Toot showed me pictures of this new horse which he's very proud of. He's particularly proud that the horse has finally grown to trust and respond to him. He looked surprised and puzzled again when he told me that the horse had only been handled by a woman and it disliked and mistrusted men, and I said I could understand that stance.

I spent the whole following day in a little motel room, trying to get a note of some quality and duration from my newly purchased violin. I don't know how to play. I wonder if I can learn. It came into my possession in De Queen, Arkansas just a couple days before. Not so much on a whim as it was on a schedule. For many years the idea of playing a fiddle had floated in my subconscious, surfacing only momentarily from time to time, and now it had manifested. Well, the instrument at least.

After I bought the violin, I drove straight on to the Gulf of Mexico, expecting a much needed healing of big water and salt air. What came first, however, was Port Arthur, Texas. Oil refineries, swampland, alligators. Rain. Lots of rain. And a large, probably endangered species, bird on a wildlife preserve swept up and into the grill of my truck, thudding dead in the road. This was turning out to be just what the cards had foreseen - disastrous.

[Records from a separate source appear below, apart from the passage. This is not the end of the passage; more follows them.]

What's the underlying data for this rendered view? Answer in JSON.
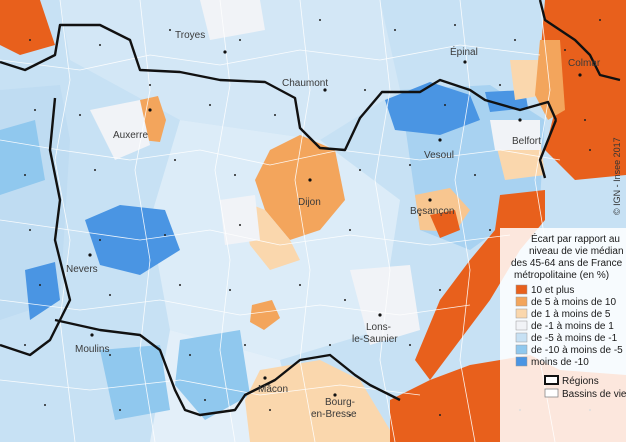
{
  "cities": [
    "Troyes",
    "Épinal",
    "Chaumont",
    "Colmar",
    "Auxerre",
    "Belfort",
    "Vesoul",
    "Dijon",
    "Besançon",
    "Nevers",
    "Lons-le-Saunier",
    "Moulins",
    "Mâcon",
    "Bourg-en-Bresse"
  ],
  "legend": {
    "title": [
      "Écart par rapport au",
      "niveau de vie médian",
      "des 45-64 ans de France",
      "métropolitaine (en %)"
    ],
    "classes": [
      {
        "label": "10 et plus",
        "color": "#e8601c"
      },
      {
        "label": "de 5 à moins de 10",
        "color": "#f3a55c"
      },
      {
        "label": "de 1 à moins de 5",
        "color": "#fad7ad"
      },
      {
        "label": "de -1 à moins de 1",
        "color": "#f1f3f7"
      },
      {
        "label": "de -5 à moins de -1",
        "color": "#c7e1f4"
      },
      {
        "label": "de -10 à moins de -5",
        "color": "#90c8ee"
      },
      {
        "label": "moins de -10",
        "color": "#4a95e3"
      }
    ],
    "boundaries": [
      "Régions",
      "Bassins de vie"
    ]
  },
  "credit": "© IGN - Insee 2017"
}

So I drove on, and when the road ended in a ferry with only one spot left, I drove on and filled it. Crossing the water, I crossed the border from what was ailing me to the healing power of Gulf waters at Galveston. The following day I found a nearly deserted beach where I opened the tailgate of my truck at water's edge and tried some more to play my violin. Soon enough I gave over and got in the waves. What cares can you have when you're playing with pelicans and fish that spurt up out of the water like popcorn? And dolphins!

Movement through time. Moments. Maybe they just arrive. Maybe you force their hand. Electron excitation. They say the electron eventually loses the energetic charge that made it jump to its higher orbit and finds its way back into its original shell.

At some point the world may shift. You won't feel it coming, and you won't be able to look back on the moment that it shifted and say you felt it moving. It just takes a little hop, like in the Rocky Horror song, and there you are. In something not entirely unfamiliar, but certainly shifted. And it's there that you realize you will never end. You will just keep shifting. And you will go on and on and on and on and on. And that realization is immediately both maddening and sorrowful. And then you accept it. Same as the steps in the grieving process. The compensation for this realization is that this shifted dimension is one of heightened awareness, synchronicities, and ephemeral eureka moments of understanding. And so, with your new eyes, you travel with a sense of adventure and wonder.

Except for the times when you slip back into your pre-revelation state of third-dimensionally limited reality. And then you vibrate with the same frequency as the world around you, and so you interact with it according to its rules and seem like an 'ordinary' human creature...dull, slow, frustrated, ignorant and tired. Maybe moreso than you were before you experienced the shift.

And when you get stuck there, you take a drive to Texas.

-------

And that's the last chapter of my story before I got stuck in time again.

Wash your hands. Don't touch your face. It's not over.

And bless John Prine.  He left us treasures.